El automóvil cortó a través de un viento alisio cantarín que hablaba de velas limpias y hombres desdeñosos. Pasaron luego bordeando las espumosas olas que batían al pie de Punta Caribe, donde, alrededor de esa solitaria palmera real que hay en el extremo, tarareaba alegre el viento. Se deslizaron después en un valle caliente y llegaron a la aldea de Caribe y al horror espeluznante.

La peste había sido en Blackwater descorazonadora; en Caribe era el final de todas las cosas. Las pulgas de las ratas habían encontrado gordos hogares en las ardillas de tierra que tenían madrigueras en todos los huertos de la aldea. En Blackwater había habido desde el principio un aislamiento de los enfermos, pero en Caribe la muerte estaba en todas las casas, y la aldea estaba rodeada por policías militares, con bayonetas, que solo dejaban entrar y salir a los médicos.

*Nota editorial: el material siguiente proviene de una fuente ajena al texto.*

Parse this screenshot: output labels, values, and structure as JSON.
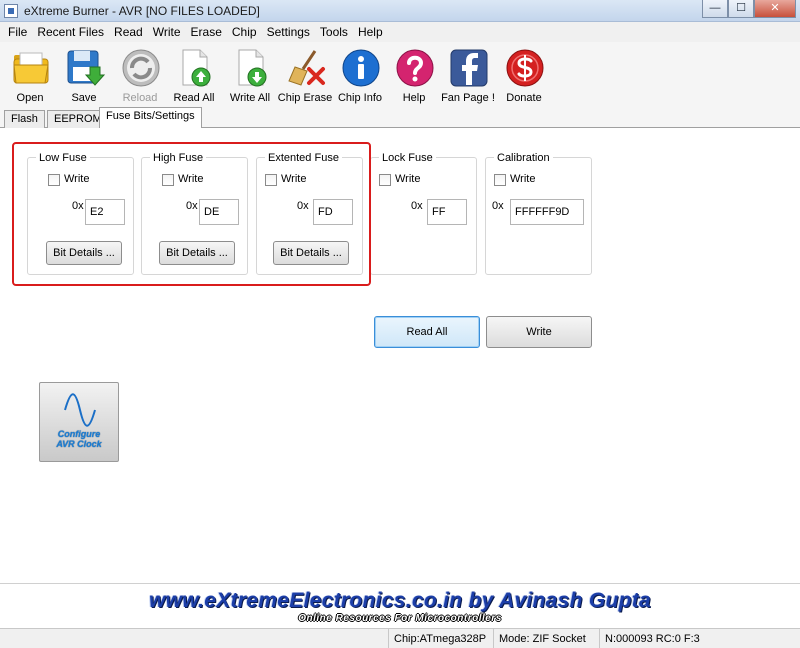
{
  "window": {
    "title": "eXtreme Burner - AVR [NO FILES LOADED]",
    "minimize_glyph": "—",
    "maximize_glyph": "☐",
    "close_glyph": "✕"
  },
  "menu": [
    {
      "label": "File"
    },
    {
      "label": "Recent Files"
    },
    {
      "label": "Read"
    },
    {
      "label": "Write"
    },
    {
      "label": "Erase"
    },
    {
      "label": "Chip"
    },
    {
      "label": "Settings"
    },
    {
      "label": "Tools"
    },
    {
      "label": "Help"
    }
  ],
  "toolbar": [
    {
      "label": "Open",
      "icon": "folder-open-icon",
      "enabled": true
    },
    {
      "label": "Save",
      "icon": "floppy-save-icon",
      "enabled": true
    },
    {
      "label": "Reload",
      "icon": "reload-icon",
      "enabled": false
    },
    {
      "label": "Read All",
      "icon": "document-read-icon",
      "enabled": true
    },
    {
      "label": "Write All",
      "icon": "document-write-icon",
      "enabled": true
    },
    {
      "label": "Chip Erase",
      "icon": "broom-erase-icon",
      "enabled": true
    },
    {
      "label": "Chip Info",
      "icon": "info-icon",
      "enabled": true
    },
    {
      "label": "Help",
      "icon": "help-icon",
      "enabled": true
    },
    {
      "label": "Fan Page !",
      "icon": "facebook-icon",
      "enabled": true
    },
    {
      "label": "Donate",
      "icon": "dollar-donate-icon",
      "enabled": true
    }
  ],
  "tabs": [
    {
      "label": "Flash",
      "active": false
    },
    {
      "label": "EEPROM",
      "active": false
    },
    {
      "label": "Fuse Bits/Settings",
      "active": true
    }
  ],
  "fuses": [
    {
      "title": "Low Fuse",
      "write_label": "Write",
      "write_checked": false,
      "prefix": "0x",
      "value": "E2",
      "button": "Bit Details ..."
    },
    {
      "title": "High Fuse",
      "write_label": "Write",
      "write_checked": false,
      "prefix": "0x",
      "value": "DE",
      "button": "Bit Details ..."
    },
    {
      "title": "Extented Fuse",
      "write_label": "Write",
      "write_checked": false,
      "prefix": "0x",
      "value": "FD",
      "button": "Bit Details ..."
    },
    {
      "title": "Lock Fuse",
      "write_label": "Write",
      "write_checked": false,
      "prefix": "0x",
      "value": "FF"
    },
    {
      "title": "Calibration",
      "write_label": "Write",
      "write_checked": false,
      "prefix": "0x",
      "value": "FFFFFF9D"
    }
  ],
  "actions": {
    "read_all": "Read All",
    "write": "Write"
  },
  "clock_button": {
    "line1": "Configure",
    "line2": "AVR Clock",
    "icon": "sine-wave-icon"
  },
  "banner": {
    "main": "www.eXtremeElectronics.co.in by Avinash Gupta",
    "sub": "Online Resources For Microcontrollers"
  },
  "status": {
    "chip": "Chip:ATmega328P",
    "mode": "Mode: ZIF Socket",
    "counter": "N:000093 RC:0 F:3"
  },
  "colors": {
    "highlight": "#d91c1c",
    "banner_text": "#1c3ea8",
    "focus_border": "#3a8ed8"
  }
}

Martin fue conducido por la fétida calle de casitas de techo de palma y paredes de tablillas de bambú cubiertas de excremento de vaca, casitas compartidas por las gallinas y las cabras. Oía gritar a hombres en pleno delirio; vio una docena de veces ese rostro de terror (ojos inyectados en sangre y hundidos, rostro demacrado, boca abierta) que indica la presencia de la Muerte Negra; y contempló en una ocasión a una niña de belleza exquisita al borde de la muerte, la lengua negra y a su alrededor el olor de la tumba.

Huyeron de allí, hasta Punta Caribe y el viento alisio, y cuando Inchcape Jones preguntó: «¿Puede usted hablar realmente de experimentar después de eso?», Martin movió la cabeza, mientras intentaba recordar la visión de Gottlieb y todos sus pequeños planes: «La mitad deben recibir el fago, a la otra mitad debe privárseles rigurosamente de él».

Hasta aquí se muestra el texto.